Just last year I still carried a 3-iron. I used to smoke that thing but now that I’m over 50 and the swing speed has slowed a bit I just don’t need the damn club. I don’t use it and it’s just not working for me.
Just out of vanity I probably carried that club 2 years too long. I don’t know, maybe just to show off to my younger player partners that I still carried one.
Whatever the twisted psychological reason, it should have been removed MUCH earlier. I replaced it with a hybrid and I (and the game) are much happier.
YOU DON’T LIKE THE WAY THEY LOOK
Sometimes this one get’s underplayed a bit. I mean if every time you look down and your 1st mental thought is “Yuk” as you really don’t like the look of the darn thing – well, that’s not conducive to your best golf.
I think inherently we “know” a nice looking club when we come upon it. Of course, that’s why there are so many styles, looks, etc. Some want clean and classical, some want a little more modern and hip and others like funky and a bit out there (and I’m sure I’m missing many others!)
The good news is most of us know that already! We kinda have a feel for our style. It’s like the way we USUALLY dress. Do we dress like Tiger (classical) or Rickie (hip) or John Daly (out there – the pants anyway).
So think about those things when changing your equipment. For me, somehow the classic Titleist driver just is too formal looking. Yeah, I know, if I hit the snot of out it, who cares, right? but I want the club(s) to feel like they are “part” of me – like they are an extension of me.

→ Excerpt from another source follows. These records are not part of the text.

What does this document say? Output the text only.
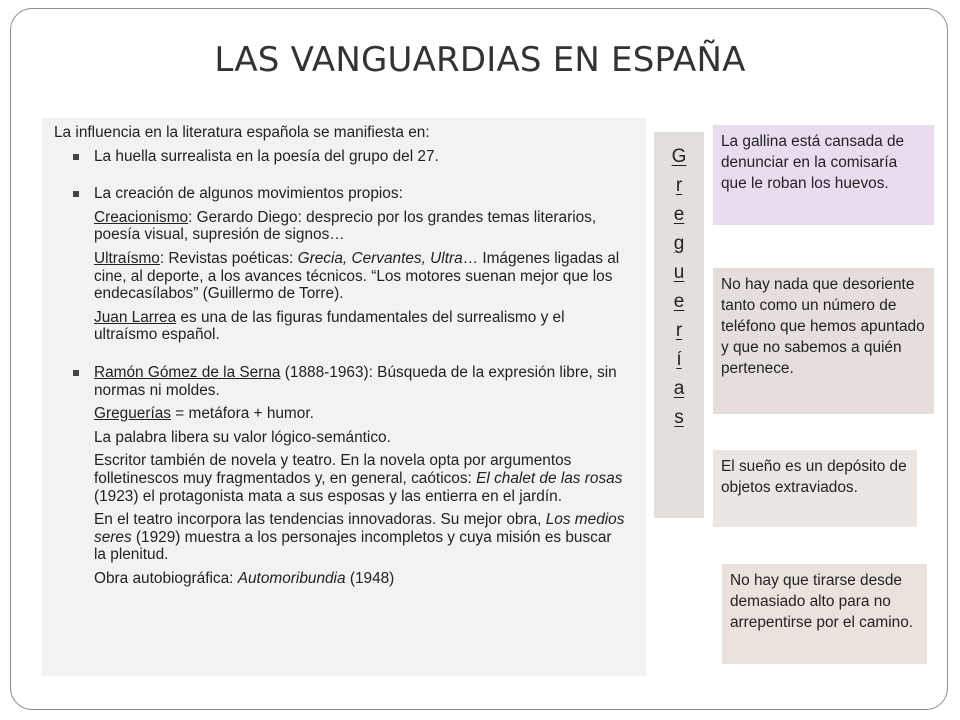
LAS VANGUARDIAS EN ESPAÑA
La influencia en la literatura española se manifiesta en:
La huella surrealista en la poesía del grupo del 27.
La creación de algunos movimientos propios:
Creacionismo: Gerardo Diego: desprecio por los grandes temas literarios, poesía visual, supresión de signos…
Ultraísmo: Revistas poéticas: Grecia, Cervantes, Ultra… Imágenes ligadas al cine, al deporte, a los avances técnicos. “Los motores suenan mejor que los endecasílabos” (Guillermo de Torre).
Juan Larrea es una de las figuras fundamentales del surrealismo y el ultraísmo español.
Ramón Gómez de la Serna (1888-1963): Búsqueda de la expresión libre, sin normas ni moldes.
Greguerías = metáfora + humor.
La palabra libera su valor lógico-semántico.
Escritor también de novela y teatro. En la novela opta por argumentos folletinescos muy fragmentados y, en general, caóticos: El chalet de las rosas (1923) el protagonista mata a sus esposas y las entierra en el jardín.
En el teatro incorpora las tendencias innovadoras. Su mejor obra, Los medios seres (1929) muestra a los personajes incompletos y cuya misión es buscar la plenitud.
Obra autobiográfica: Automoribundia (1948)
G
r
e
g
u
e
r
í
a
s
La gallina está cansada de denunciar en la comisaría que le roban los huevos.
No hay nada que desoriente tanto como un número de teléfono que hemos apuntado y que no sabemos a quién pertenece.
El sueño es un depósito de objetos extraviados.
No hay que tirarse desde demasiado alto para no arrepentirse por el camino.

So take a look at your current set with that filter in mind. Also, it’s cool to go a larger golf store and just pick up, look and feel a lot of clubs. You’ll tend to gravitate towards some and not others. Make note of that. I just love doing this! My wife thinks I’m nuts but hey, it’s golf!
WHAT DO I DO NEXT?
Steps to take.
1. The first, and most important, is to write down what you currently have. Yes, write it on paper. Catalog it.
2. Write down how old the club is. If you don’t know, just guesstimate.
3. You know those little smiley faces you notice at hospital’s or clinics that are supposed to suggest your pain level from 1-10? yep, draw one of those next to it.
4. Jot down a few notes as to your typical course, do I want to get up and down more? more distance (who doesn’t), Need a 200 yard hybrid, etc.
5. Plan to upgrade, replace or add/substract just 1 club. If you want to do more than one – go for it, but at least that’s do-able.
I know from experience if you try to take on your whole bag at once, well, mentally, it’s just easier to do nothing.
6. Next, Talk to your pro. See where you go with that. Look up if there are local club fitters in your area, head to a demo day and try to hit a slew of clubs. See which ones fit your eye and your swing. Or you can obviously go out and buy new golf equipment! It sometimes can be instantly obvious that THIS is the club that will make a huge (no, not just a minor) difference in your game.
I’d be curious to know how you made out. Be great to hear your comments.